What is striking here for me is the manner in which the neighbour is made to work here as a symptom, as a figure that holds together in one place the unbearable incommensurateness of living cheek-by-jowl with the other, of being of civilisation and yet recognising that that civilisation is coterminous with the most brutal and base instincts hat have not been laid to rest, despite modernity’s best efforts.

And

Lacan’s reference here, of course, is to Freud’s myth of the primal horde: the primal father forbids his sons sexual access to the women of the horde. The sons come together and murder the father, thereby learning the great power of collective agency. In that moment of violence, the men overthrow the primal father and change the order of things: from then they are doomed to mourn the father, evermore burdened by the guilt of their transgression and thereby, in honour of him who has been wronged, they reinstate the dead father as the father-God, totem-God. And it is here, in the howl of this bloody transgression that the neighbour is born: love him as thyself, for never again shall ye wrong him. “Thou shalt not avenge, nor bear any grudge against the children of thy people, but thou shalt love thy neighbour as thyself”

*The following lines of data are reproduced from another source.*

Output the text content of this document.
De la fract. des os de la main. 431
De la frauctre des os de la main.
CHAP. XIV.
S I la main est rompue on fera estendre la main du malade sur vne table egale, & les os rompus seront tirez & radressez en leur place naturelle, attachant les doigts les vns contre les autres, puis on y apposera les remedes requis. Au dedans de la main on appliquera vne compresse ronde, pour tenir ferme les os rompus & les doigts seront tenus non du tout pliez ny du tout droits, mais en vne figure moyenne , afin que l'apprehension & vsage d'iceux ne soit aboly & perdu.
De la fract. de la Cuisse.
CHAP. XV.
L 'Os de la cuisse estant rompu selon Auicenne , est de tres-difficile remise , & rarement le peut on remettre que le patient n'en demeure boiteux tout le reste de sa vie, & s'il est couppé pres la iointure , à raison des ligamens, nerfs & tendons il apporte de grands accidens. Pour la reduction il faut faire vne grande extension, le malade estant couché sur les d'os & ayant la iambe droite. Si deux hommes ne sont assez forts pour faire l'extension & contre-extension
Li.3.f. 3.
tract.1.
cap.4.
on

The neighbour, then, is a symptom… and he emerges at precisely that moment when the horde’s men fall under the sway of the father-God, when they fall under the sway of law, as they pass fully into the symbolic order into which they are hurled as its subjects, subjected, in chains. They mourn for that which is lost and yet reinstate it, put it back in place, revere it. The father returns as a symptom. It’s as if he is always hiding in the car, just out of sight, presumed dead but about to return any minute, volver, volver…

In an exceptionally precise fashion he renders the symptom as a return of the repressed. Well worth the read.